How to Ease Bloating
Bloating is a big concern for many people with IBS. As well as making you feel uncomfortable, it can make you self-conscious, especially before a big party or event. Luckily, there are things you can do at home to manage bloating symptoms and reduce bloating, such as:
- Using peppermint oil, antacids, or other over-the-counter medications like Simethicone
- Consuming more oats, such as porridge
- Avoiding hard to digest foods, like beans, onions, Brussel sprouts, cauliflower, broccoli, cabbage, and dried fruit
- Using flax seeds every day
- Avoiding sweeteners
- Drinking more water and less fizzy drinks
How to Cope with IBS
IBS is more than just physical symptoms. It can cause you to feel anxious, worried, and stressed. It can be frustrating not feeling like you are in control of your own body. By trying to manage your own symptoms with the above guidance, this is the first step to coping better with your IBS. If it is affecting your mental health, talk to your doctor or a counselor.

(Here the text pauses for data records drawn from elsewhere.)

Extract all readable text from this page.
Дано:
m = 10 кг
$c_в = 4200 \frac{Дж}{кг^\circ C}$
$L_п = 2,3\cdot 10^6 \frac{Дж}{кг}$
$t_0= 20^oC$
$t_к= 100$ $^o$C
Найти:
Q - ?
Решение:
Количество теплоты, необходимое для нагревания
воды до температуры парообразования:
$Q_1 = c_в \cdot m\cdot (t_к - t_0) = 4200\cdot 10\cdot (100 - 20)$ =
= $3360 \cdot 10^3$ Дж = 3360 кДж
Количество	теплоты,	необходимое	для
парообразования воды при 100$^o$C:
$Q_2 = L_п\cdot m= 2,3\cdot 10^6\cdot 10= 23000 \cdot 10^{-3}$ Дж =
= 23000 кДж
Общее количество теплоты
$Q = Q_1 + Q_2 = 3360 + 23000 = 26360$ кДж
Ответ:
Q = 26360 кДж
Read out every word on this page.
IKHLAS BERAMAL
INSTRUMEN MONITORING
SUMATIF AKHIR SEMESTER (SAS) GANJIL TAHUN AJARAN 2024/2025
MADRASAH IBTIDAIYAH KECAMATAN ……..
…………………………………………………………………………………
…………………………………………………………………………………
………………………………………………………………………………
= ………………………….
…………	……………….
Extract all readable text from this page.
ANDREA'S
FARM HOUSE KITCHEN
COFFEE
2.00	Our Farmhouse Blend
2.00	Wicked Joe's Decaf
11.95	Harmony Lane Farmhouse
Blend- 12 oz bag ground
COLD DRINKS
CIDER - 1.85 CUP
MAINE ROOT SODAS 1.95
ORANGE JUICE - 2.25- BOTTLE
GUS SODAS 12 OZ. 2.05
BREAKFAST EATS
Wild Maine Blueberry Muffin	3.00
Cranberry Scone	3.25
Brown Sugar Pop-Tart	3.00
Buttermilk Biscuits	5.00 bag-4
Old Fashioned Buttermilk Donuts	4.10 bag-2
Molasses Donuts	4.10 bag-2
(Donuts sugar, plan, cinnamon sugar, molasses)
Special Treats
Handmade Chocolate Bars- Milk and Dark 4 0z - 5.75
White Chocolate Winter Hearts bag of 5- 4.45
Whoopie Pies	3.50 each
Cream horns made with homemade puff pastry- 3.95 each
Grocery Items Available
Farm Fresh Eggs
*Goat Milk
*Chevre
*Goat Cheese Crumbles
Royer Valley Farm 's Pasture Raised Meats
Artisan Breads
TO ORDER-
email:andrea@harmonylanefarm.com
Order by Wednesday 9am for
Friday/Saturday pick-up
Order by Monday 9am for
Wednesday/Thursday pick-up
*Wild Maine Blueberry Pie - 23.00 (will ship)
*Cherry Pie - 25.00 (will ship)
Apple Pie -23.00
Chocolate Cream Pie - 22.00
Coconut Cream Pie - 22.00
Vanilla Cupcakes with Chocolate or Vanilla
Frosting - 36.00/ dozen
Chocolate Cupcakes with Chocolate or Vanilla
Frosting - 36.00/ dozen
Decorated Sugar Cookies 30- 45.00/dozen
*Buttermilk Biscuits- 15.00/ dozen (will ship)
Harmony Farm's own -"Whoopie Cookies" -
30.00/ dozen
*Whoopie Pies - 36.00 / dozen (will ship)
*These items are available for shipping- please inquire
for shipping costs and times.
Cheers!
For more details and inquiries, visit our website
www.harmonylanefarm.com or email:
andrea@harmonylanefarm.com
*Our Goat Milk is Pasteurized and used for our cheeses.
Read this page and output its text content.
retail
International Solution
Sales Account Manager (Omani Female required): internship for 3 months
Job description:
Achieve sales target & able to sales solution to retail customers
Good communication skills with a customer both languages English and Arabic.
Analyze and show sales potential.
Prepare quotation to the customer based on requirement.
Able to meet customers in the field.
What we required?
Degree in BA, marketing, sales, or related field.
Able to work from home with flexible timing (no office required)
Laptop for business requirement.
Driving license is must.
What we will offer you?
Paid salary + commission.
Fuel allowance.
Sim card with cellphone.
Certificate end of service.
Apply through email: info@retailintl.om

There are also forums online where people with IBS can talk about how they feel, what treatments have worked for them, and how to live life normally with IBS. If you are going on a vacation or traveling, plan in advance to ensure you have everything you need for a safe and comfortable trip.
IBS is different for everyone, and you may find that you have to try a number of different methods to manage your IBS. It may take a few weeks to see any changes if you change your diet or lifestyle. Make sure to keep a food diary, as this can help you to spot triggers and also notice if the changes you are making do make a difference to your symptoms. If you are still struggling with your IBS, you can speak to a doctor, as they may be able to offer some medication to help with symptoms.